Sperling then filed a no-evidence and traditional summary judgment motion alleging that because the policy contains a “MCS-90” endorsement, Old American is required to pay any final judgment recovered against F.C.O.R.P. for Wang’s death. In his motion, Sperling also maintained that Old American cannot assert misrepresentation as a defense to prevent his recovery. Sperling did not address Old American’s duty to defend Preferred. Old American responded, claiming Sperling lacked standing to contest coverage available under the policy until he obtains a judgment against Preferred and the issue regarding the MCS-90 endorsement was not ripe for review. Old American also asserted its summary judgment evidence presents a material issue of fact regarding whether the policy in question applies in this case because the identified truck was insured under another policy.

 

After a hearing, the trial court signed an interlocutory order granting Sperling’s motion “in least at part” and declared Old American was obligated to pay, within the limits of liability contained in the policy, any judgment rendered against F.C.O.R.P as a result of the accident in which Wang was killed nowithstanding the fact that F.C.O.R.P. violated the terms of the policy, the truck was not described in the policy, or the policy was procured by fraud and/or misrepresentations.

 

Thereafter, Old American amended its petition.
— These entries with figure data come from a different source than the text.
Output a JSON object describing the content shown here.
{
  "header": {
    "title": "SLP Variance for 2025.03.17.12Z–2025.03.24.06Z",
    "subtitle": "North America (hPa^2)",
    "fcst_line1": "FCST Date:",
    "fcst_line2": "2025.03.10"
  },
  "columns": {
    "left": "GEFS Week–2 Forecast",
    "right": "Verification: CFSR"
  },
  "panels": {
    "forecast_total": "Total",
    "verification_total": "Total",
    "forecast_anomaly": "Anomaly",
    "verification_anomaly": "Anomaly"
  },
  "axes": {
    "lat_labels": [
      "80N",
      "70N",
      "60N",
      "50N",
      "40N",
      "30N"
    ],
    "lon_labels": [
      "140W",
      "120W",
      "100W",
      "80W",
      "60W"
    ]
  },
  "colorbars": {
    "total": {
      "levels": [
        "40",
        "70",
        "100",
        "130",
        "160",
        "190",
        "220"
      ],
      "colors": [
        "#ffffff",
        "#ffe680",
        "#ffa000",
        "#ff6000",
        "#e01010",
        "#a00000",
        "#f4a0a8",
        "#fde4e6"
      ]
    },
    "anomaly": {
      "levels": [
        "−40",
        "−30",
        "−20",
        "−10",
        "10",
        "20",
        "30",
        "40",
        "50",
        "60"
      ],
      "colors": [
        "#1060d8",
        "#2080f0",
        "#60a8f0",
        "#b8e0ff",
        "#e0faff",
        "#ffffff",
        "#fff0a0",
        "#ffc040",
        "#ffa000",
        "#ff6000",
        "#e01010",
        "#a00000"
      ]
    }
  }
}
In that petition, Old American asked the court “either through trial or by dispositive motion,” to order and declare it owed no duty to defend or indemnify and that the policy be voided back to its inception “because of the material intentional misrepresentations made by F.C .O.R.P. and Preferred. Old American further sought attorney’s fees and damages for fraud as well as asserting the affirmative defenses of laches, waiver, estoppel, and quasi-estoppel to F.C.O.R.P.’s counterclaim for declaratory relief.

 

Several months later, apparently without further pleadings or trial, the trial court rendered a judgment finding that the policy issued by Old American did not provide coverage to F.C.O.R.P. and that Old American had no duty to defend or provide indemnity to F.C.O.R.P. The trial court further determined that because the policy contained an MCS-90 endorsement and was in effect at the time of the accident that killed Wang, Old American is required to pay any final judgment recovered against F.C.O.R.P. for public liability resulting from negligence in the Sperling lawsuit. Finally, the trial court found that in the event Old American was required to pay a final judgment against F.C.O.R.P, Old American would have the right to recover against F.C.O.R.P as set forth in the MCS-90 endorsement.

 

The trial court’s judgment does not dispose of either Old American’s or F.C.O.R.P.’s request for attorney’s fees. Nor does the judgment resolve Old American’s claim for damages for fraud. Moreover, the judgment does not contain a “Mother Hubbard” clause or otherwise state it is a final judgment. Thus, the judgment does not (1) dispose of all claims before the court, or (2) state with unmistakable clarity that it is a final judgment. Therefore, we conclude it is not a final judgment. See Lehmann, 39 S.W.3d at 204. Because the record does not affirmatively demonstrate our jurisdiction, we must dismiss this appeal. See Brashear, 2009 WL 4827862 at*2.

 

Accordingly, we dismiss this appeal for want of jurisdiction.